Drivers say they are reluctant to sign up with Ma Hta Tha as they are already forced to register with two other government agencies, duplicating time and expense.

Yangon City Development Committee had been one of the three government bodies registering taxis in Yangon, but it transferred its registration duties to the Yangon Supervisory Committee for Motor Vehicles in September 2014.

The supervisory committee, which is generally known by its Myanmar language abbreviation Ma Hta Tha, is not a direct branch of the government, but is closely associated with Yangon City Development Committee.

Ma Hta Tha chair U Hla Aung said there were 55,131 taxis registered in the city when YCDC transferred it authority to register vehicles last year – though he added the number may not be completely accurate. Another government agency, the Road Transport Administration Department, has registered over 57,000 taxis.

More recently, the number of registrations collected by Ma Hta Tha has fallen short, with only 1742 taxis current registered.

“After we became responsible for the task, 630 new taxis registered and 1112 taxis extended their registrations,” said U Hla Aung.

U Hla Aung said that while taxi drivers are usually aware of the necessity of registering, they often avoid their responsibilities. Ma Hta Tha officials have distributed pamphlets to educate drivers.

“All taxis in Yangon must register as a city taxi. All taxi drivers and owners should cooperate with us,” he said.

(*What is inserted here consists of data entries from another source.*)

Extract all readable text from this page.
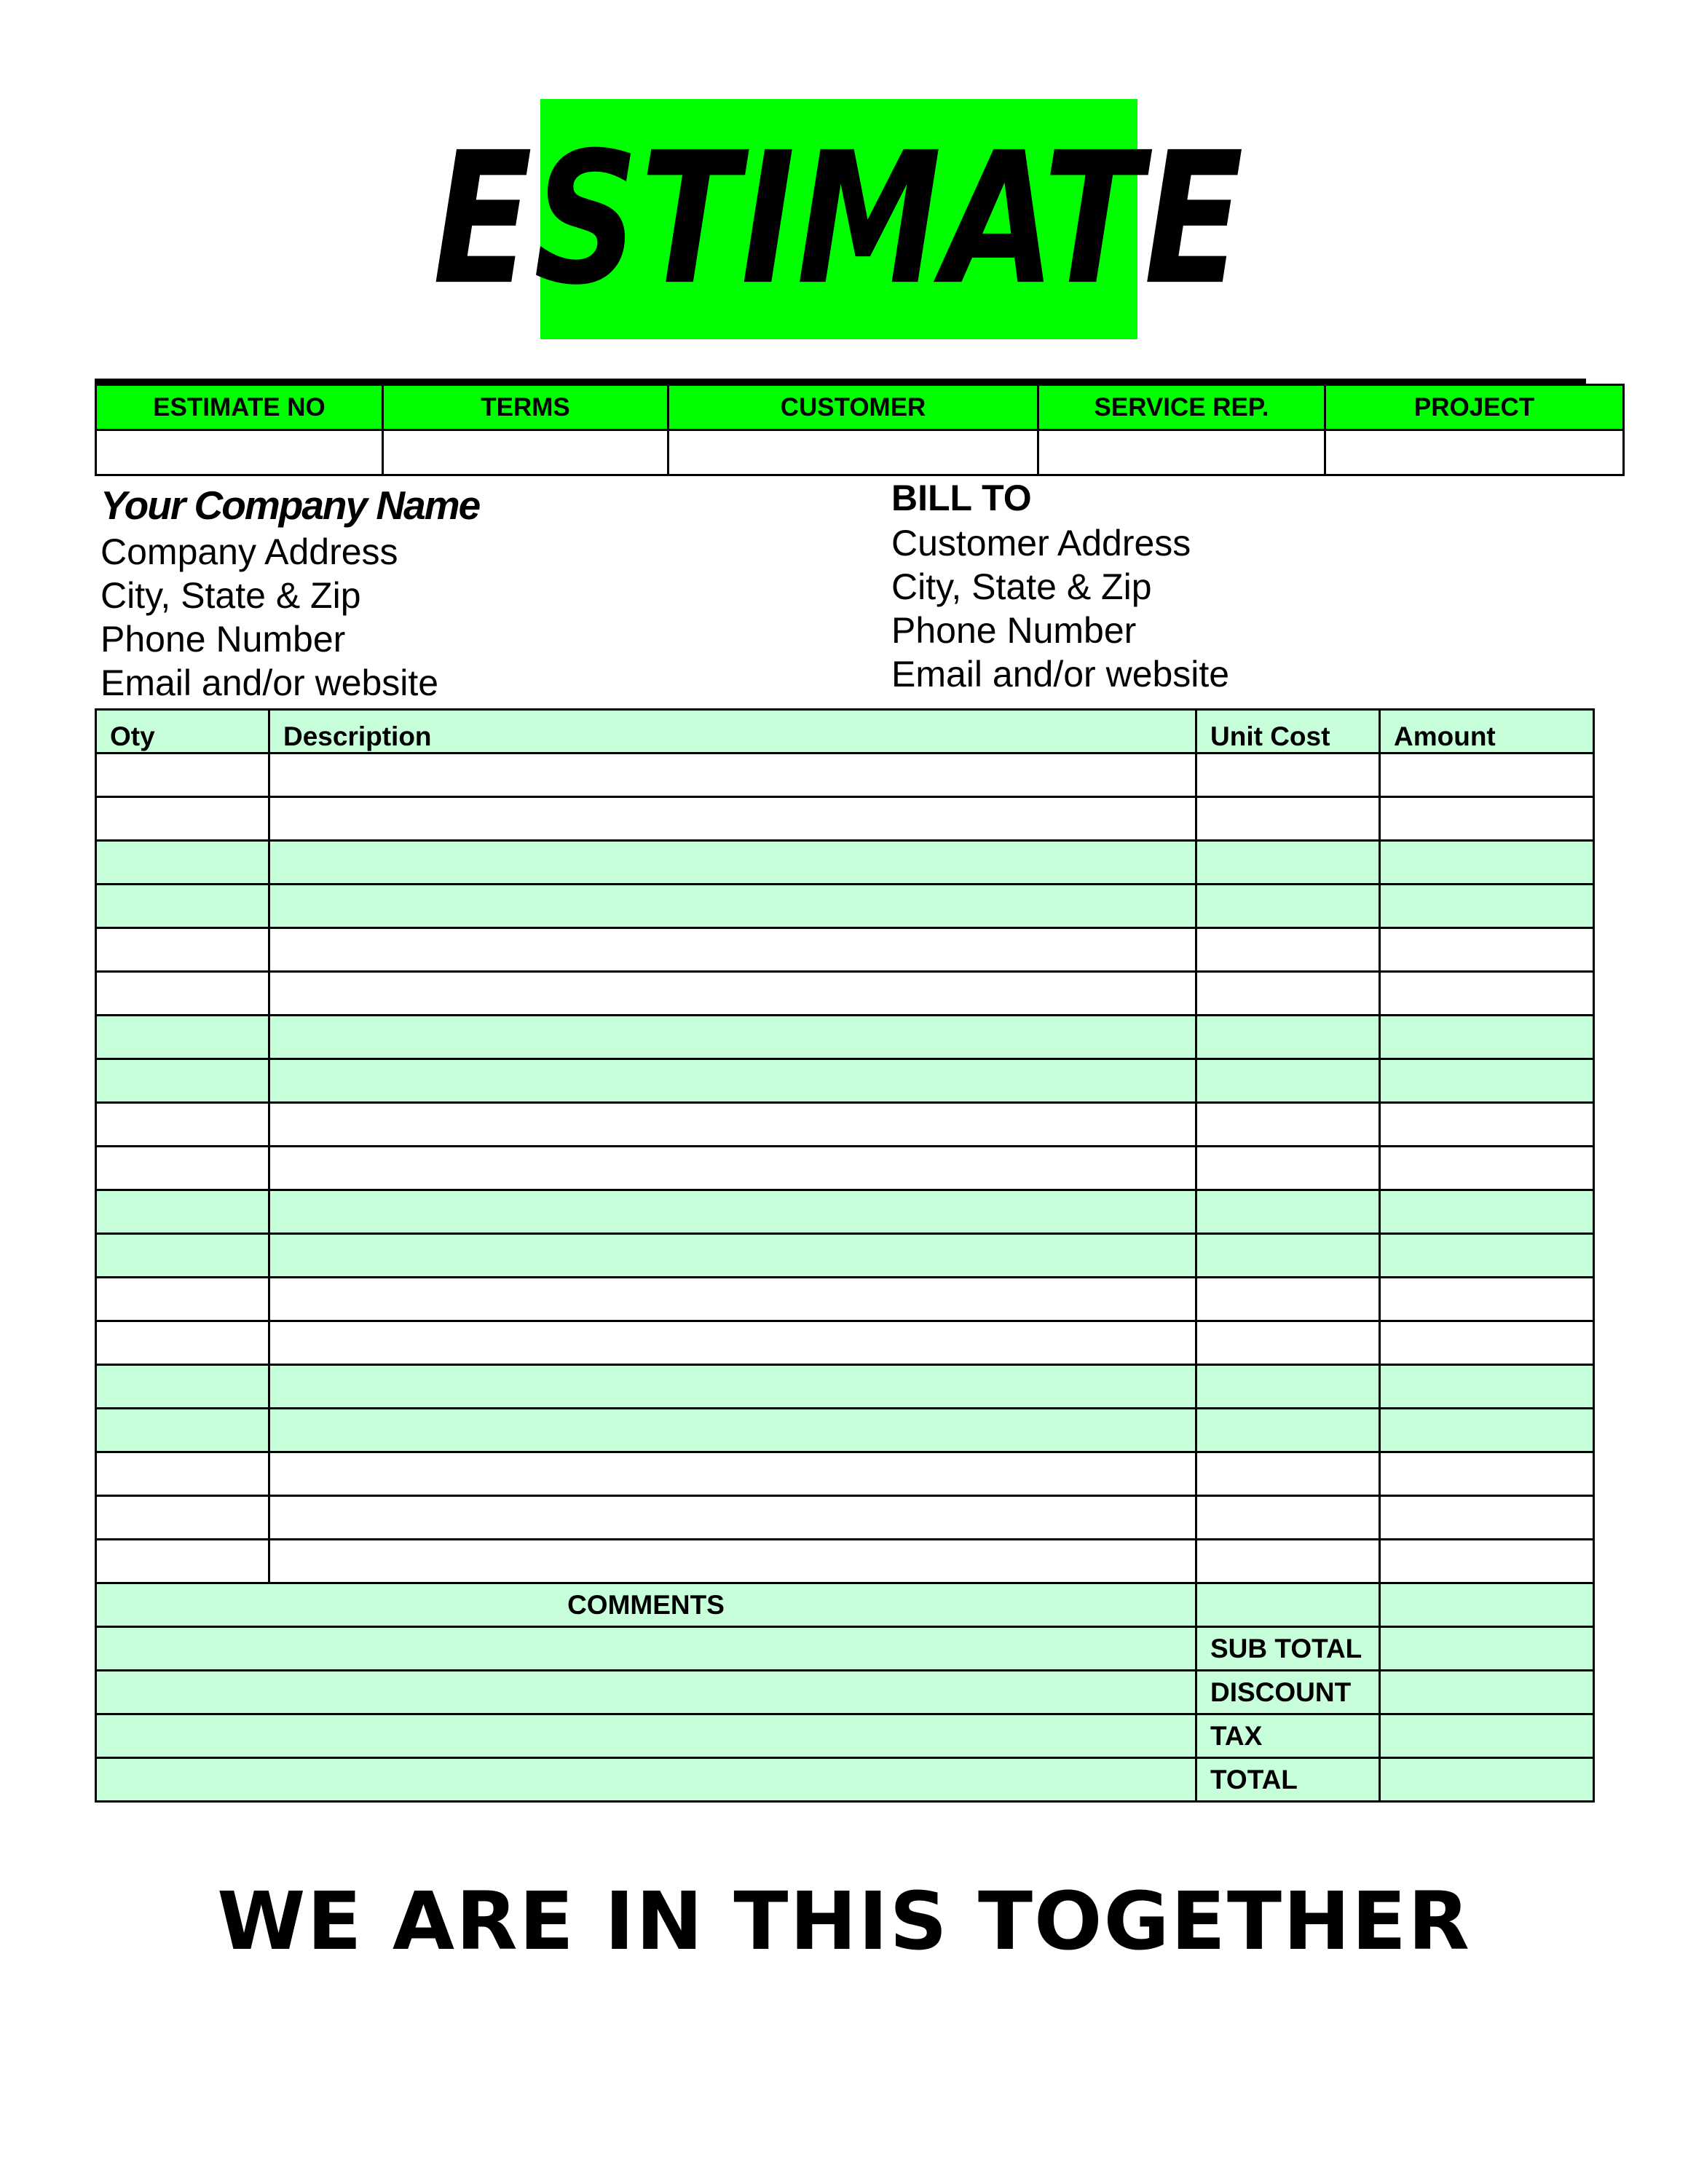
ESTIMATE
ESTIMATE NO	TERMS	CUSTOMER	SERVICE REP.	PROJECT

Your Company Name
Company Address
City, State & Zip
Phone Number
Email and/or website
BILL TO
Customer Address
City, State & Zip
Phone Number
Email and/or website
Oty	Description	Unit Cost	Amount

COMMENTS			
		SUB TOTAL	
		DISCOUNT	
		TAX	
		TOTAL	
WE ARE IN THIS TOGETHER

To register, drivers need a book proving car ownership, records of place of residency, drivers licence and copy of national identification card. The fee is K3000 to Ma Hta Tha, while additional costs preparing documents and painting the taxi logo on the vehicle costs K11,500.

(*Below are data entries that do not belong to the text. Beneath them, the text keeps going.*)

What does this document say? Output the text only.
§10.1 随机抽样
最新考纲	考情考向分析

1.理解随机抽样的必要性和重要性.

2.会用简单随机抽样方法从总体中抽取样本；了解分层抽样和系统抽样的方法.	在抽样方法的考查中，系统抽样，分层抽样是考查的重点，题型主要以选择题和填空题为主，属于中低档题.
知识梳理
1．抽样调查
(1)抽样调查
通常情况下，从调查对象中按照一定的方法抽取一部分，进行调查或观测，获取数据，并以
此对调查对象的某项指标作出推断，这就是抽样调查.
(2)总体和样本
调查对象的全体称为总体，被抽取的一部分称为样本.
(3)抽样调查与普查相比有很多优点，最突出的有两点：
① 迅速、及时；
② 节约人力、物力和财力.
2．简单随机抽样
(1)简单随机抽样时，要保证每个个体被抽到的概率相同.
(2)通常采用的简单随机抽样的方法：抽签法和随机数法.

U Hla Aung said Ma Hta Tha is reviewing whether the cost is a burden to owners.

“After the review, we will present our findings to Yangon Regional government and will look to reduce the amount,” he said.

Some drivers have also complained about waiting times, which is currently about two weeks. U Hla Aung said authorities are looking to reduce the time as much as possible.

The 1964 Motor Vehicle Law allows government authorities and traffic police to take action against unregistered city taxis.

“We don’t want to take action, so we urge drivers to be disciplined,” said U Hla Aung. “We want taxi drivers to be clean and systematic, to follow the road rules and to make it easy and convenient for local and international passengers.”

Taxi drivers often do not see the need to register, claiming there is too much red tape already for their industry.

Drivers say they face registration from three different government bodies, including YCDC, as well as the Road Transport Administration Department and the Business Licence Office. It is the Business Licence Office that issues the red licence plates that are required for taxis.

“I don’t see a need to do city registration. The Road Transport Administration Department already collects our addresses and documentation, so going to one more agency makes us busier and costs more,” said taxi driver U Maung Maung.

“If we do everything three times, it costs us three times as much.”

City taxis have also transitioned to English language from Myanmar, aiming to make it easier for tourists.

Ma Hta Tha could also see its responsibilities increase if new laws on traffic are passed. Laws are currently being drafted which could see significant changes to taxi registration, said U Hla Aung.

“We know a law is being drafted. After that we will reform Ma Hta Tha and also reform taxis,” he said. “There will be designated taxi stands and fixed price meters in the cabs.”